The Spanish firm's executives said today they are confident the deal will be approved, largely because it is smaller than Australia's CSL Ltd.
CSL tried to buy Talecris in 2008 for $3.1 billion, but the deal ran into problems with antitrust regulators.
In a research note about the Grifols-Talecris deal, Wells Fargo Senior Analyst Aaron Reames notes that the combined companies would control 31 percent of the blood plasma market in the U.S.
That's less than the 43 percent market share a CSL-Talecris merger would have captured, and less than the 36 percent market share competitor Baxter already has.
Grifols does have a presence in the U.S. The company has a manufacturing facility and some offices in Los Angeles and about 80 plasma centers around the country.
That's a bigger network of plasma centers than Talecris, which has 69 in the U.S.

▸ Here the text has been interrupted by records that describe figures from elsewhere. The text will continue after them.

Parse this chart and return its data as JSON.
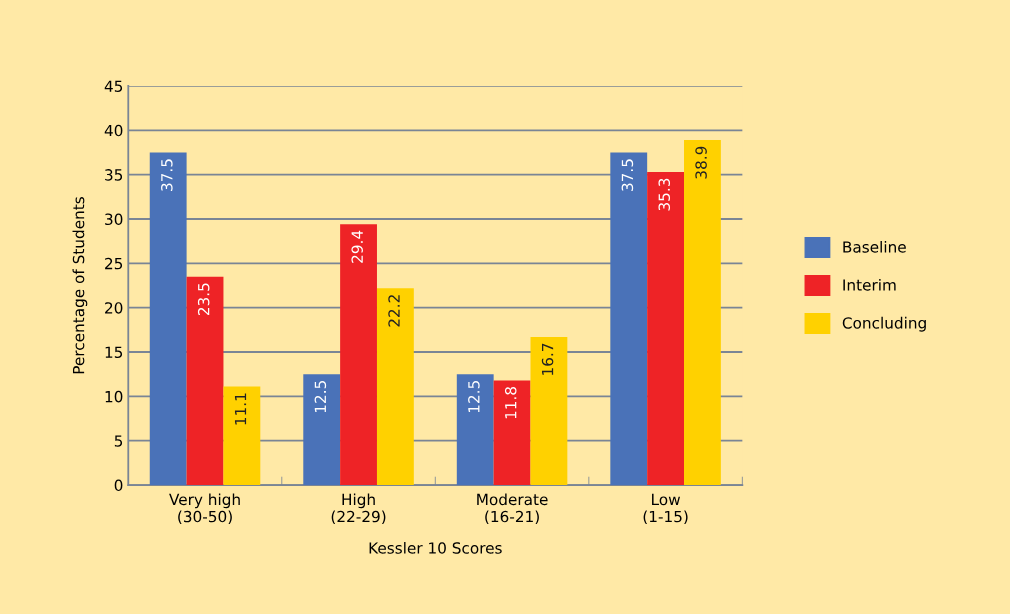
{
  "chart_data": {
    "type": "bar",
    "xlabel": "Kessler 10 Scores",
    "ylabel": "Percentage of Students",
    "categories": [
      "Very high\n(30-50)",
      "High\n(22-29)",
      "Moderate\n(16-21)",
      "Low\n(1-15)"
    ],
    "series": [
      {
        "name": "Baseline",
        "color": "#4a72b8",
        "values": [
          37.5,
          12.5,
          12.5,
          37.5
        ]
      },
      {
        "name": "Interim",
        "color": "#ee2326",
        "values": [
          23.5,
          29.4,
          11.8,
          35.3
        ]
      },
      {
        "name": "Concluding",
        "color": "#ffd100",
        "values": [
          11.1,
          22.2,
          16.7,
          38.9
        ]
      }
    ],
    "ylim": [
      0,
      45
    ],
    "yticks": [
      0,
      5,
      10,
      15,
      20,
      25,
      30,
      35,
      40,
      45
    ],
    "grid": "y",
    "legend": "right",
    "data_labels": true
  }
}
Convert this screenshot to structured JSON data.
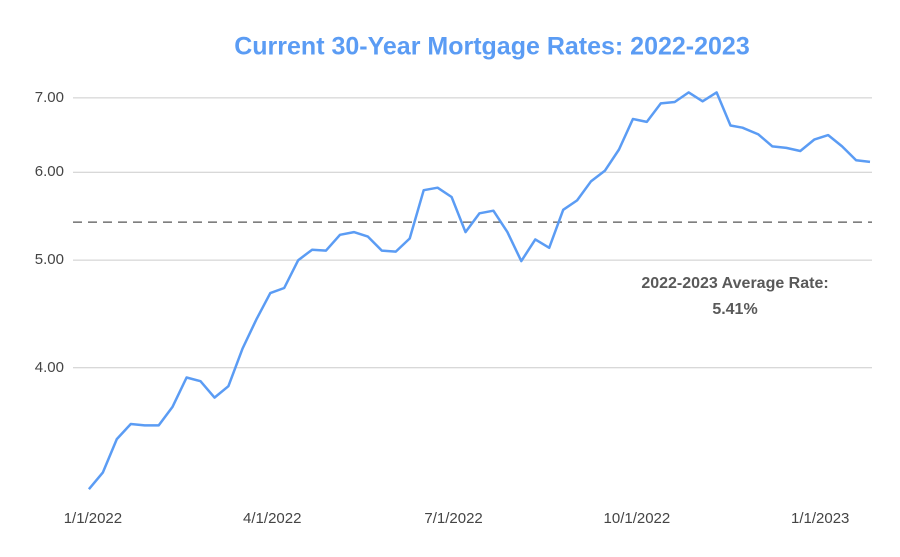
{
  "chart_data": {
    "type": "line",
    "title": "Current 30-Year Mortgage Rates: 2022-2023",
    "log_scale": true,
    "grid": true,
    "x": [
      "2021-12-30",
      "2022-01-06",
      "2022-01-13",
      "2022-01-20",
      "2022-01-27",
      "2022-02-03",
      "2022-02-10",
      "2022-02-17",
      "2022-02-24",
      "2022-03-03",
      "2022-03-10",
      "2022-03-17",
      "2022-03-24",
      "2022-03-31",
      "2022-04-07",
      "2022-04-14",
      "2022-04-21",
      "2022-04-28",
      "2022-05-05",
      "2022-05-12",
      "2022-05-19",
      "2022-05-26",
      "2022-06-02",
      "2022-06-09",
      "2022-06-16",
      "2022-06-23",
      "2022-06-30",
      "2022-07-07",
      "2022-07-14",
      "2022-07-21",
      "2022-07-28",
      "2022-08-04",
      "2022-08-11",
      "2022-08-18",
      "2022-08-25",
      "2022-09-01",
      "2022-09-08",
      "2022-09-15",
      "2022-09-22",
      "2022-09-29",
      "2022-10-06",
      "2022-10-13",
      "2022-10-20",
      "2022-10-27",
      "2022-11-03",
      "2022-11-10",
      "2022-11-17",
      "2022-11-23",
      "2022-12-01",
      "2022-12-08",
      "2022-12-15",
      "2022-12-22",
      "2022-12-29",
      "2023-01-05",
      "2023-01-12",
      "2023-01-19",
      "2023-01-26"
    ],
    "series": [
      {
        "color": "#5b9cf4",
        "values": [
          3.11,
          3.22,
          3.45,
          3.56,
          3.55,
          3.55,
          3.69,
          3.92,
          3.89,
          3.76,
          3.85,
          4.16,
          4.42,
          4.67,
          4.72,
          5.0,
          5.11,
          5.1,
          5.27,
          5.3,
          5.25,
          5.1,
          5.09,
          5.23,
          5.78,
          5.81,
          5.7,
          5.3,
          5.51,
          5.54,
          5.3,
          4.99,
          5.22,
          5.13,
          5.55,
          5.66,
          5.89,
          6.02,
          6.29,
          6.7,
          6.66,
          6.92,
          6.94,
          7.08,
          6.95,
          7.08,
          6.61,
          6.58,
          6.49,
          6.33,
          6.31,
          6.27,
          6.42,
          6.48,
          6.33,
          6.15,
          6.13
        ]
      }
    ],
    "xlim": [
      "2021-12-22",
      "2023-01-27"
    ],
    "xticks": [
      {
        "value": "2022-01-01",
        "label": "1/1/2022"
      },
      {
        "value": "2022-04-01",
        "label": "4/1/2022"
      },
      {
        "value": "2022-07-01",
        "label": "7/1/2022"
      },
      {
        "value": "2022-10-01",
        "label": "10/1/2022"
      },
      {
        "value": "2023-01-01",
        "label": "1/1/2023"
      }
    ],
    "ylim": [
      3.06,
      7.34
    ],
    "yticks": [
      {
        "value": 4,
        "label": "4.00"
      },
      {
        "value": 5,
        "label": "5.00"
      },
      {
        "value": 6,
        "label": "6.00"
      },
      {
        "value": 7,
        "label": "7.00"
      }
    ],
    "average_line": {
      "value": 5.41,
      "color": "#555555",
      "label_lines": [
        "2022-2023 Average Rate:",
        "5.41%"
      ]
    }
  }
}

As for why Talecris is being swallowed up just nine months after going public, the answer likely has to do with the company's largest shareholders.
Private equity firms Cerberus Capital Management and Ampersand Ventures own 49 percent of Talecris' outstanding shares and have agreed to vote in favor of the deal.
Cerberus and Ampersand paid about $450 million for Talecris in 2005.
Selling Talecris to Grifols for $26.16 per share will give the investors a sizable return on their investment.
Prior to the deal's announcement this morning, Talecris' stock had been languishing below the $19 per share price it debuted at late last year.
That was disappointing since analysts that cover the company had target prices for the stock ranging from $24 per share to $30 per share.
The merged Talecris-Grifols will have two classes of stock. The primary one will trade in Spain with a second class trading on the Nasdaq under a new ticker.
The Grifols family will have the largest ownership stake in the combined company.